Тишина. Неожиданная тишина прервала наш разговор. Одновременно все осознали, что если выйду с друзьями к родным, то это будет концом тайны. Но вот следовало ли ее хранить дальше? На этот вопрос никто не мог дать ответа.

— Может пока — в Астрал? — попробовал предложить Алекс.

И тут меня словно током ударило. Бежать, не повидавшись с мамой, которую я так давно не видел! Как бы не так!

— Нет уж. Сейчас я выхожу из комнаты. Спускаюсь к бабушке. Здороваюсь со всеми, кто есть дома. Потом возвращаюсь, и вы меня будите здесь ждать, так как после этого мы по человечески отметим это дело. Если чего не хватит, то в двух минутах от дома есть маленький базарчик, где есть все, что нужно, — я сам удивился как твердо и утвердительно я говорил.

— Можно я пойду с тобой? — спросила Милица.

— Конечно, — ответил я, и мы покинули мою комнату, оставляя там Олега и Алекса.

— Знаешь, я давно хотел тебе сказать, но все как-то не получалось, сказал я ей, когда мы вышли в подъезд. — Выходи за меня замуж.

Эти слова достались мне с большим трудом, но действие, которое они произвели, было еще круче.
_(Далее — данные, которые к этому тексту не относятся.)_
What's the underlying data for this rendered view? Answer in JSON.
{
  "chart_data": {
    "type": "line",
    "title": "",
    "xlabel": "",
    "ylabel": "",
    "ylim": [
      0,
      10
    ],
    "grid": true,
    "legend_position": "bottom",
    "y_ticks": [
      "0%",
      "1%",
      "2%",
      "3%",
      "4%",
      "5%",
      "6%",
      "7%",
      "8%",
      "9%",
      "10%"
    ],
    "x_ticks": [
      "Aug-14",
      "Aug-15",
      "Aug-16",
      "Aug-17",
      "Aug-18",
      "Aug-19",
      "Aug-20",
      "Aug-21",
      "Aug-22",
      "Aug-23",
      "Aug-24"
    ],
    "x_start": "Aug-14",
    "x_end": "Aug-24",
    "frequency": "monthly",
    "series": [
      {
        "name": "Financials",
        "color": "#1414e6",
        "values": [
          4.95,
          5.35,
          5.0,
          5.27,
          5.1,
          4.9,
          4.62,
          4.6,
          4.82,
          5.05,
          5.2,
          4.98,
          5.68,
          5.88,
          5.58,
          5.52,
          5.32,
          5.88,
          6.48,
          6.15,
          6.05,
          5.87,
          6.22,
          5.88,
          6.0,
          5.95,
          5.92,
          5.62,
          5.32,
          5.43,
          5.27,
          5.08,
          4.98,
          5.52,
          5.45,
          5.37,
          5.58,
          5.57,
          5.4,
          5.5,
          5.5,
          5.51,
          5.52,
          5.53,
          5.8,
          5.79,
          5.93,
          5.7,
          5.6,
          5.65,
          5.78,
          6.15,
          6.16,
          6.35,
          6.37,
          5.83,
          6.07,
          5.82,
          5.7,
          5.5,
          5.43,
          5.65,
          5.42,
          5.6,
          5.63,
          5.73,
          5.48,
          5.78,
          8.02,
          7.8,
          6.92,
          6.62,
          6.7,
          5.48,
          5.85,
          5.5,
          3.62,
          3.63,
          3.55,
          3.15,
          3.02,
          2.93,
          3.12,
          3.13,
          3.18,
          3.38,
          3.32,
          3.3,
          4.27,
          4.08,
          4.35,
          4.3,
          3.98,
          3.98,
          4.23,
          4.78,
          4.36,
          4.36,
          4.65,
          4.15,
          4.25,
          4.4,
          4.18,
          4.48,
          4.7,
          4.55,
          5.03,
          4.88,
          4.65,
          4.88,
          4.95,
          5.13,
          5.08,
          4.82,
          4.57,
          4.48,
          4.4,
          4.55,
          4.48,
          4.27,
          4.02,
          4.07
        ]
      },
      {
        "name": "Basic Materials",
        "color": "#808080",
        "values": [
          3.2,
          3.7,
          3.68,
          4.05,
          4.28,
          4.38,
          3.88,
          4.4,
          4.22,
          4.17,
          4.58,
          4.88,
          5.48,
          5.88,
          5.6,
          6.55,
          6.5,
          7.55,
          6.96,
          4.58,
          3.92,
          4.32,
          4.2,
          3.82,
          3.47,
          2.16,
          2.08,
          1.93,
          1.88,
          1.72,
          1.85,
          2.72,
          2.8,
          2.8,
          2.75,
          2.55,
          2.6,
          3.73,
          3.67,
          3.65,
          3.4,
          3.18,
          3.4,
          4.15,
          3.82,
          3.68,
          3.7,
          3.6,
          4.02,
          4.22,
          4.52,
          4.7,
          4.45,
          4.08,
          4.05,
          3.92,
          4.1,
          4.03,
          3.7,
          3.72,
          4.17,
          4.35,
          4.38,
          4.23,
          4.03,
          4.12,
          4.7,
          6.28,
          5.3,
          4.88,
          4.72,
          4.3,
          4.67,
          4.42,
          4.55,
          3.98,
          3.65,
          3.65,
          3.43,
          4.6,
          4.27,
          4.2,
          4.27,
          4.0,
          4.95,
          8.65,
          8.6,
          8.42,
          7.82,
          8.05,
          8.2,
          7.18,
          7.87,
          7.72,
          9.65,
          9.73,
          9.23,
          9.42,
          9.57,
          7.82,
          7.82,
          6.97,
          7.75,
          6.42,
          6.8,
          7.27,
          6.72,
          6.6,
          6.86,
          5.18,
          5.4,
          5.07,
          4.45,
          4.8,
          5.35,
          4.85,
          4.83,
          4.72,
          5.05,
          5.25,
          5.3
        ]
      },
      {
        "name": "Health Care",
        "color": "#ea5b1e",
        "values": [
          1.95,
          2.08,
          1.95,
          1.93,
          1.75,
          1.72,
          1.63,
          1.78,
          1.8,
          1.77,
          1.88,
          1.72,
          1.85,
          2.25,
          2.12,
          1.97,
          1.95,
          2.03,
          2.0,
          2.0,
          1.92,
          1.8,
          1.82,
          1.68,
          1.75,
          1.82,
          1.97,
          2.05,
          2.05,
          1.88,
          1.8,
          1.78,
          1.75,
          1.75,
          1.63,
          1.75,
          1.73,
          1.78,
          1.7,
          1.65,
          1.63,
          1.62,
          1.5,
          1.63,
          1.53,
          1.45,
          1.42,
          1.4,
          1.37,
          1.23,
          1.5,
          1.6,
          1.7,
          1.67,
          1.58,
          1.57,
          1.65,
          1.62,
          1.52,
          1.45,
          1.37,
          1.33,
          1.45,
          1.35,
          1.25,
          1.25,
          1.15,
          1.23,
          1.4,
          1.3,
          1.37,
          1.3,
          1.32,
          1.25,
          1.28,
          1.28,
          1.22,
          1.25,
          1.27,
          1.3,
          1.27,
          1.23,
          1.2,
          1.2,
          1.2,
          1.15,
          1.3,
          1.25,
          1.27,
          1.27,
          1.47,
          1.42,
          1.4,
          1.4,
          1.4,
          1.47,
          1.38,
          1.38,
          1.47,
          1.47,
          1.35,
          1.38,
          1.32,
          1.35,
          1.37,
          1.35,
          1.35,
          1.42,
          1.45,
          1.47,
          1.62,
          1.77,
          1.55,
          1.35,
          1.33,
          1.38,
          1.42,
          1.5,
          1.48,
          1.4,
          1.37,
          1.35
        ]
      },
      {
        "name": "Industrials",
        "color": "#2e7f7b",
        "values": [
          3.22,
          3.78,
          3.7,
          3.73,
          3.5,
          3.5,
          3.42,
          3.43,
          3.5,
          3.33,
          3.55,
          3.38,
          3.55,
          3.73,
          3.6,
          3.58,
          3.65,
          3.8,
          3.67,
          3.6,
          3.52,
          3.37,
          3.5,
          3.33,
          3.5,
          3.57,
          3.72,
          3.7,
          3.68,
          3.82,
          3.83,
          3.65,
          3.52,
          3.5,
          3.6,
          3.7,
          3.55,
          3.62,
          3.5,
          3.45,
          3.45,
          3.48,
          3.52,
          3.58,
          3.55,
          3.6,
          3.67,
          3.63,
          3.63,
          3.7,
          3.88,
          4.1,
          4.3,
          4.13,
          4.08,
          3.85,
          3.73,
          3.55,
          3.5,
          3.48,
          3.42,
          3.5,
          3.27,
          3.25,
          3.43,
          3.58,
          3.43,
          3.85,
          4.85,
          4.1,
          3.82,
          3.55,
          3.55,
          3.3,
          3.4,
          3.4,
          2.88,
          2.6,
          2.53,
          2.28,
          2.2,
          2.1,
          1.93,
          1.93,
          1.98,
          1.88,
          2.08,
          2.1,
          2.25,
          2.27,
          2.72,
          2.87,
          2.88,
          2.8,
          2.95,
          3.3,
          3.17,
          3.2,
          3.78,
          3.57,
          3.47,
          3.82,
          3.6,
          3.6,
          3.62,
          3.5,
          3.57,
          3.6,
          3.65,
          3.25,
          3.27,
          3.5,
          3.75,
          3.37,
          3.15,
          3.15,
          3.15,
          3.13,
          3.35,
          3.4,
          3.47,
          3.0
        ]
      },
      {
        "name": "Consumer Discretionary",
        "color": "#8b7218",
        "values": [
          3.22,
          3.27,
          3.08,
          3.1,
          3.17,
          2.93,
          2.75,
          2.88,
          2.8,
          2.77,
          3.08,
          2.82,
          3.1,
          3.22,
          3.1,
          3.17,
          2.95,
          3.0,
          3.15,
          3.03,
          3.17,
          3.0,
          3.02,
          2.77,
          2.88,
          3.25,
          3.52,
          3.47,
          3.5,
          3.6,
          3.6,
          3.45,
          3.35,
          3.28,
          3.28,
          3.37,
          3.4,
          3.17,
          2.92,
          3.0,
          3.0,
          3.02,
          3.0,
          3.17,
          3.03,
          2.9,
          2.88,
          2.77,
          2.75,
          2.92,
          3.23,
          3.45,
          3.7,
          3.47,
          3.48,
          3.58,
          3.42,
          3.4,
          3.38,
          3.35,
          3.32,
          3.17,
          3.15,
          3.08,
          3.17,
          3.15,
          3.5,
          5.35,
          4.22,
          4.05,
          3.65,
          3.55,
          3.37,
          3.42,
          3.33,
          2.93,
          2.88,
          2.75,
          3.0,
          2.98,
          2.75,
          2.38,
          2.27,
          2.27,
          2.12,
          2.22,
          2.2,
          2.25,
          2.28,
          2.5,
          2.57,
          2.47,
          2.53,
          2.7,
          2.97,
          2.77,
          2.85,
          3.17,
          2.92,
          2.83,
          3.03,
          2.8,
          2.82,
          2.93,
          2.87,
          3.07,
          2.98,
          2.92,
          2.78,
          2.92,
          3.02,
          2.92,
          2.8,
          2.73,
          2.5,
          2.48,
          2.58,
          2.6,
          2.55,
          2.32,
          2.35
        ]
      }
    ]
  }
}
Она остановилась с открытым ртом.

— Так что, ты согласна? — переспросил я, чтобы сбить затянувшуюся паузу.

— Я думала, что ты никогда этого не скажешь, — ответила она, выйдя из оцепенения.

Мы обнялись и долго, долго целовались. Первый раз за последние шестьсот с лишним лет.

Дверь в бабушкиной квартире открылась, и в подъезде появилась мама. Увидев меня, она выронила кастрюлю, которая, к счастью оказалась пустой.

— Представь теперь свою даму, — сказала она после бурного приветствия.

— Это Иванка, то есть Милица, и моя невеста, а это — моя мама.

Where do I begin to tell the story of how great a love can be? The sweet love story that is older than the sea. The simple truth about the love she brings to me. Where do I start? —

зазвенела в ушах «Love Story» Эндрю Уильямса.

Как жаль, что я не могу передать на бумаге музыки! Но ведь ее можно представить.